In 1996, while pursuing a degree in wildlife and fisheries from the University of North Dakota, his venture into prescribed fire began when he interned for a semester in Florida and helped burn pine woodlands. After college, Bladow was hired by The Nature Conservancy to manage preserves in southern Indiana, including helping with prescribed burns, mainly in oak woodlands. By 2002, he had acquired enough training and experience to become a conservancy burn boss, allowing him to lead prescribed fires on their lands. By 2010, Bladow had met the rigorous standards required to become a federally certified burn boss, the pinnacle of the position. This level of fire leadership requires extensive knowledge of fire behavior in a wide range of plant community types, topography and weather; leadership and planning skills; and the ability to maintain one’s cool under pressure.
Bladow began traveling from Indiana to the Niobrara Valley Preserve to lead burns, and in 2018, he accepted the position of prescribed fire coordinator stationed at the preserve. His duties now included planning and leading prescribed burns on conservancy preserves throughout the state and helping other conservation groups and private landowners in the northern Sandhills and Niobrara River valley plan and conduct prescribed burns.

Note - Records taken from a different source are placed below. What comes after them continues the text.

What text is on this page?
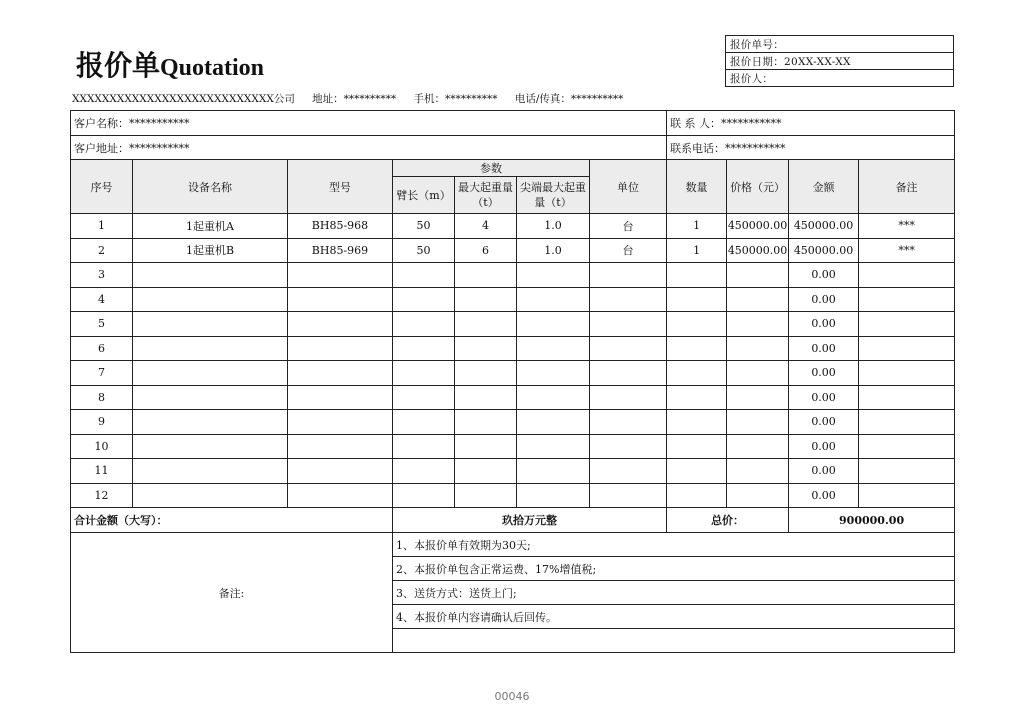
报价单Quotation
报价单号：
报价日期：20XX-XX-XX
报价人：
XXXXXXXXXXXXXXXXXXXXXXXXXXX公司 地址：********** 手机：********** 电话/传真：**********
客户名称：***********							联 系 人：***********			
客户地址：***********							联系电话：***********			
序号	设备名称	型号	参数			单位	数量	价格（元）	金额	备注
			臂长（m）	最大起重量（t）	尖端最大起重量（t）					
1	1起重机A	BH85-968	50	4	1.0	台	1	450000.00	450000.00	***
2	1起重机B	BH85-969	50	6	1.0	台	1	450000.00	450000.00	***
3									0.00	
4									0.00	
5									0.00	
6									0.00	
7									0.00	
8									0.00	
9									0.00	
10									0.00	
11									0.00	
12									0.00	
合计金额（大写）：			玖拾万元整				总价：		900000.00	
备注:			1、本报价单有效期为30天;							
			2、本报价单包含正常运费、17%增值税;							
			3、送货方式：送货上门;							
			4、本报价单内容请确认后回传。							

00046
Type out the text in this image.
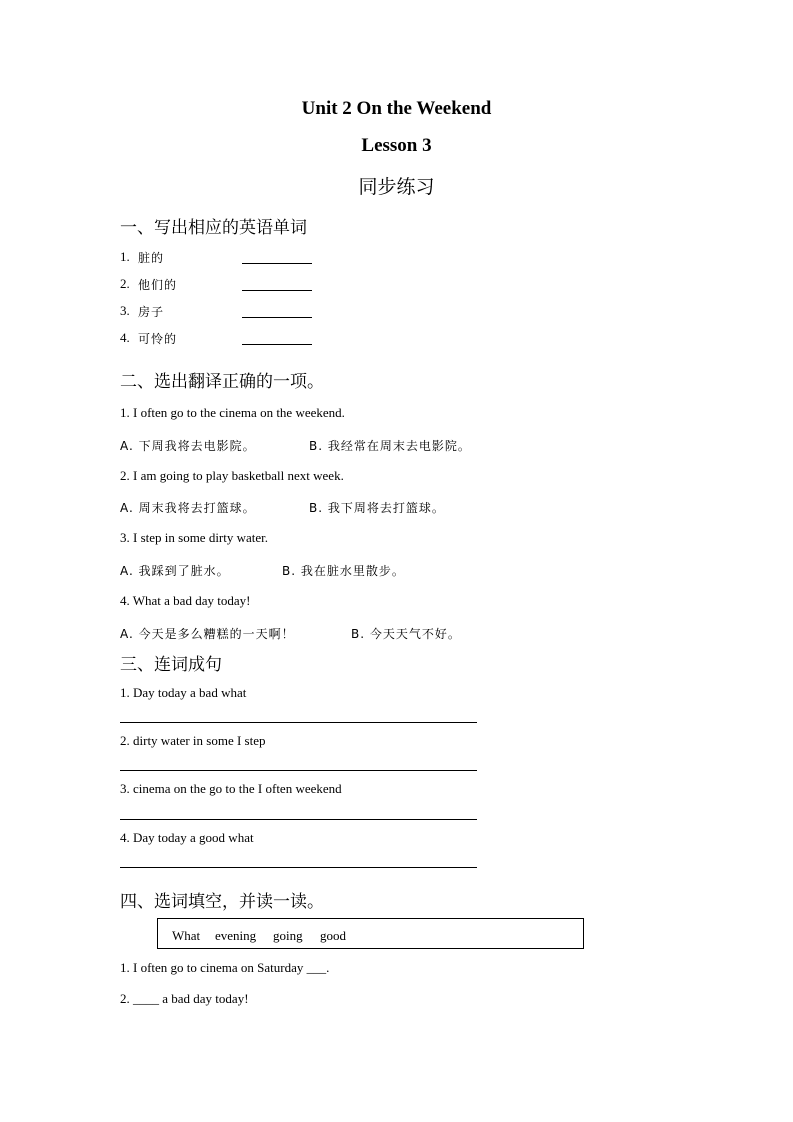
Unit 2 On the Weekend
Lesson 3
同步练习
一、写出相应的英语单词
1. 脏的
2. 他们的
3. 房子
4. 可怜的
二、选出翻译正确的一项。
1. I often go to the cinema on the weekend.
A. 下周我将去电影院。	B. 我经常在周末去电影院。
2. I am going to play basketball next week.
A. 周末我将去打篮球。	B. 我下周将去打篮球。
3. I step in some dirty water.
A. 我踩到了脏水。	B. 我在脏水里散步。
4. What a bad day today!
A. 今天是多么糟糕的一天啊！	B. 今天天气不好。
三、连词成句
1. Day today a bad what
2. dirty water in some I step
3. cinema on the go to the I often weekend
4. Day today a good what
四、选词填空，并读一读。
What evening going good
1. I often go to cinema on Saturday ___.
2. ____ a bad day today!
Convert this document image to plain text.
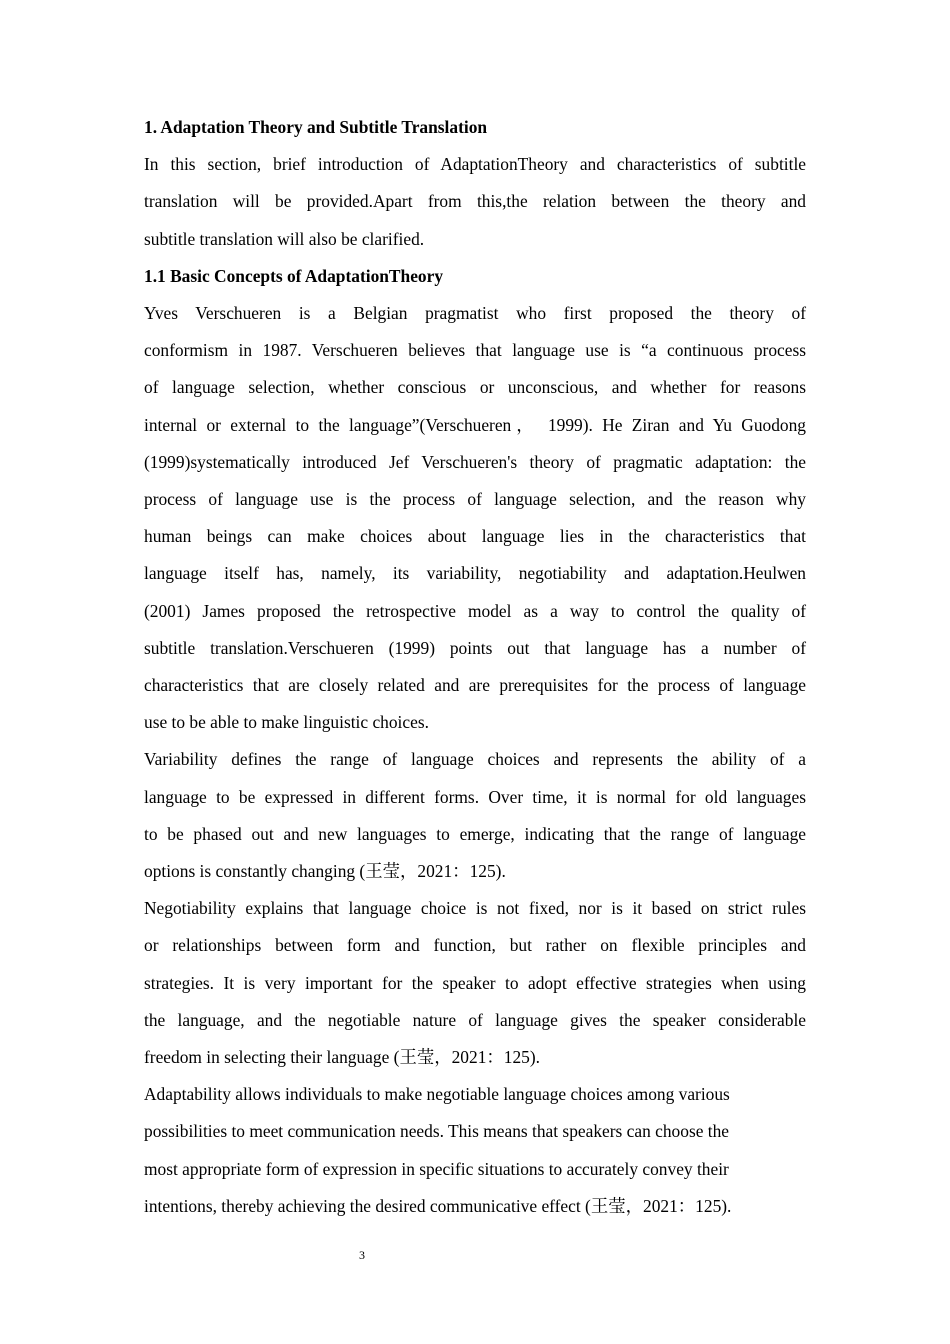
1. Adaptation Theory and Subtitle Translation
In this section, brief introduction of AdaptationTheory and characteristics of subtitle
translation will be provided.Apart from this,the relation between the theory and
subtitle translation will also be clarified.
1.1 Basic Concepts of AdaptationTheory
Yves Verschueren is a Belgian pragmatist who first proposed the theory of
conformism in 1987. Verschueren believes that language use is “a continuous process
of language selection, whether conscious or unconscious, and whether for reasons
internal or external to the language”(Verschueren， 1999). He Ziran and Yu Guodong
(1999)systematically introduced Jef Verschueren's theory of pragmatic adaptation: the
process of language use is the process of language selection, and the reason why
human beings can make choices about language lies in the characteristics that
language itself has, namely, its variability, negotiability and adaptation.Heulwen
(2001) James proposed the retrospective model as a way to control the quality of
subtitle translation.Verschueren (1999) points out that language has a number of
characteristics that are closely related and are prerequisites for the process of language
use to be able to make linguistic choices.
Variability defines the range of language choices and represents the ability of a
language to be expressed in different forms. Over time, it is normal for old languages
to be phased out and new languages to emerge, indicating that the range of language
options is constantly changing (王莹，2021：125).
Negotiability explains that language choice is not fixed, nor is it based on strict rules
or relationships between form and function, but rather on flexible principles and
strategies. It is very important for the speaker to adopt effective strategies when using
the language, and the negotiable nature of language gives the speaker considerable
freedom in selecting their language (王莹，2021：125).
Adaptability allows individuals to make negotiable language choices among various
possibilities to meet communication needs. This means that speakers can choose the
most appropriate form of expression in specific situations to accurately convey their
intentions, thereby achieving the desired communicative effect (王莹，2021：125).
3
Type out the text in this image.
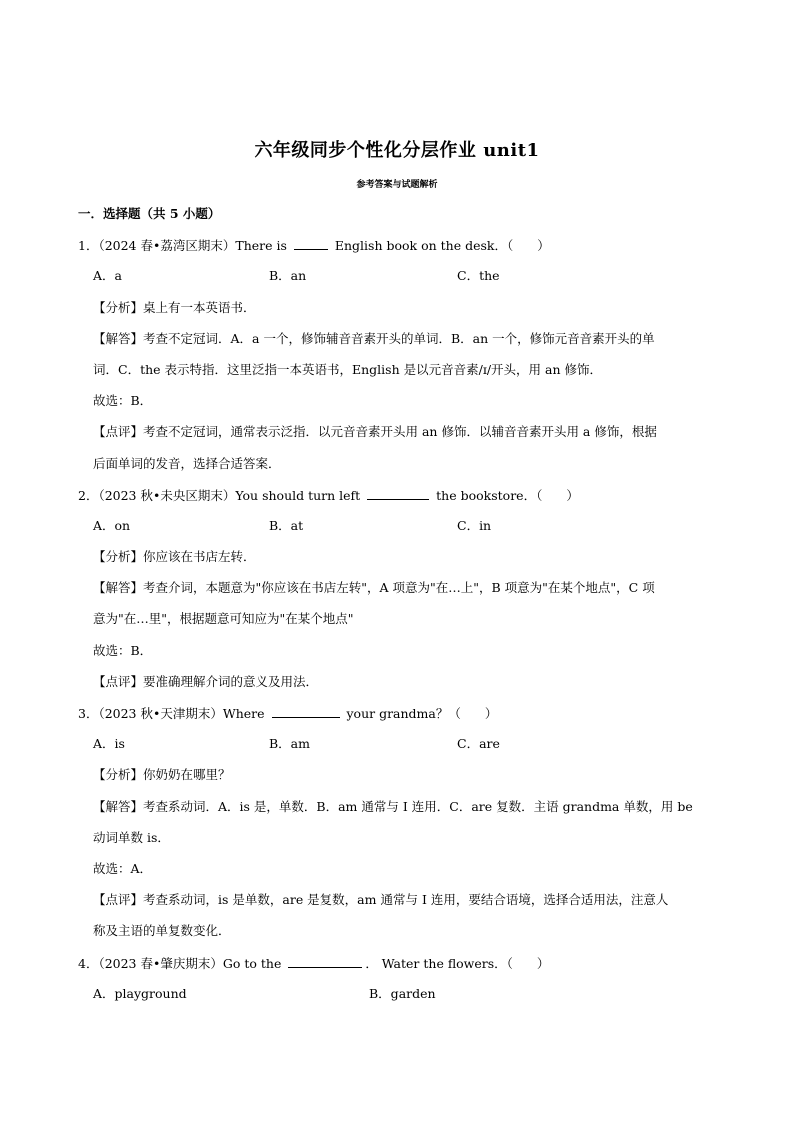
六年级同步个性化分层作业 unit1
参考答案与试题解析
一．选择题（共 5 小题）
1．（2024 春•荔湾区期末）There is	English book on the desk．（ ）
A．a	B．an	C．the
【分析】桌上有一本英语书．
【解答】考查不定冠词．A．a 一个，修饰辅音音素开头的单词．B．an 一个，修饰元音音素开头的单
词．C．the 表示特指．这里泛指一本英语书，English 是以元音音素/ɪ/开头，用 an 修饰．
故选：B．
【点评】考查不定冠词，通常表示泛指．以元音音素开头用 an 修饰．以辅音音素开头用 a 修饰，根据
后面单词的发音，选择合适答案．
2．（2023 秋•未央区期末）You should turn left	the bookstore．（ ）
A．on	B．at	C．in
【分析】你应该在书店左转．
【解答】考查介词，本题意为"你应该在书店左转"，A 项意为"在…上"，B 项意为"在某个地点"，C 项
意为"在…里"，根据题意可知应为"在某个地点"
故选：B．
【点评】要准确理解介词的意义及用法．
3．（2023 秋•天津期末）Where	your grandma？（ ）
A．is	B．am	C．are
【分析】你奶奶在哪里？
【解答】考查系动词．A．is 是，单数．B．am 通常与 I 连用．C．are 复数．主语 grandma 单数，用 be
动词单数 is．
故选：A．
【点评】考查系动词，is 是单数，are 是复数，am 通常与 I 连用，要结合语境，选择合适用法，注意人
称及主语的单复数变化．
4．（2023 春•肇庆期末）Go to the	． Water the flowers．（ ）
A．playground	B．garden
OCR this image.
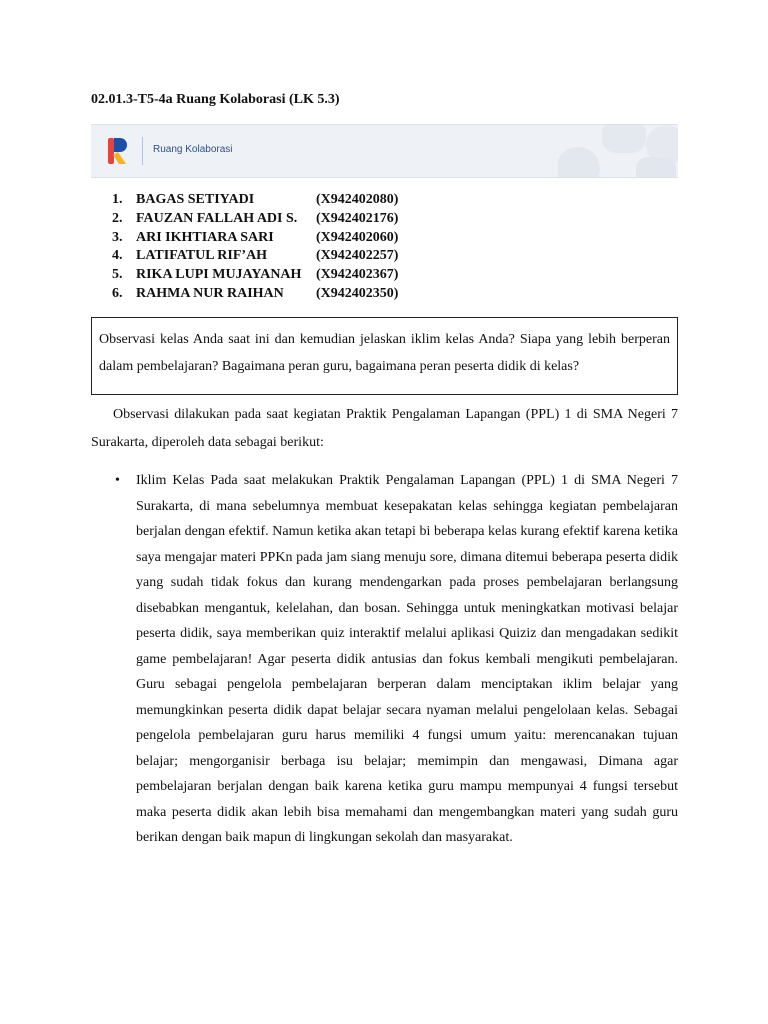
02.01.3-T5-4a Ruang Kolaborasi (LK 5.3)
Ruang Kolaborasi
1. BAGAS SETIYADI	(X942402080)
2. FAUZAN FALLAH ADI S.	(X942402176)
3. ARI IKHTIARA SARI	(X942402060)
4. LATIFATUL RIF’AH	(X942402257)
5. RIKA LUPI MUJAYANAH	(X942402367)
6. RAHMA NUR RAIHAN	(X942402350)
Observasi kelas Anda saat ini dan kemudian jelaskan iklim kelas Anda? Siapa yang lebih berperan dalam pembelajaran? Bagaimana peran guru, bagaimana peran peserta didik di kelas?
Observasi dilakukan pada saat kegiatan Praktik Pengalaman Lapangan (PPL) 1 di SMA Negeri 7 Surakarta, diperoleh data sebagai berikut:
•	Iklim Kelas Pada saat melakukan Praktik Pengalaman Lapangan (PPL) 1 di SMA Negeri 7 Surakarta, di mana sebelumnya membuat kesepakatan kelas sehingga kegiatan pembelajaran berjalan dengan efektif. Namun ketika akan tetapi bi beberapa kelas kurang efektif karena ketika saya mengajar materi PPKn pada jam siang menuju sore, dimana ditemui beberapa peserta didik yang sudah tidak fokus dan kurang mendengarkan pada proses pembelajaran berlangsung disebabkan mengantuk, kelelahan, dan bosan. Sehingga untuk meningkatkan motivasi belajar peserta didik, saya memberikan quiz interaktif melalui aplikasi Quiziz dan mengadakan sedikit game pembelajaran! Agar peserta didik antusias dan fokus kembali mengikuti pembelajaran. Guru sebagai pengelola pembelajaran berperan dalam menciptakan iklim belajar yang memungkinkan peserta didik dapat belajar secara nyaman melalui pengelolaan kelas. Sebagai pengelola pembelajaran guru harus memiliki 4 fungsi umum yaitu: merencanakan tujuan belajar; mengorganisir berbaga isu belajar; memimpin dan mengawasi, Dimana agar pembelajaran berjalan dengan baik karena ketika guru mampu mempunyai 4 fungsi tersebut maka peserta didik akan lebih bisa memahami dan mengembangkan materi yang sudah guru berikan dengan baik mapun di lingkungan sekolah dan masyarakat.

“Chad has been great helping us implement prescribed fire in north-central Nebraska,” said Scott Wessel, a Commission wildlife biologist stationed in Norfolk. Most ranchers and other landowners throughout the state have little or no experience using prescribed fire and need leadership and guidance to get fire on the ground, Wessel said. “Chad has a knack for understanding a landowner’s comfort level with fire, and if they are uncomfortable, helping them work through their concerns. He has that rare balance of confidence and humility needed for his job,” he said.
To date, Bladow has helped conduct prescribed burns on 15,000 acres of prairie and woodland in north-central Nebraska.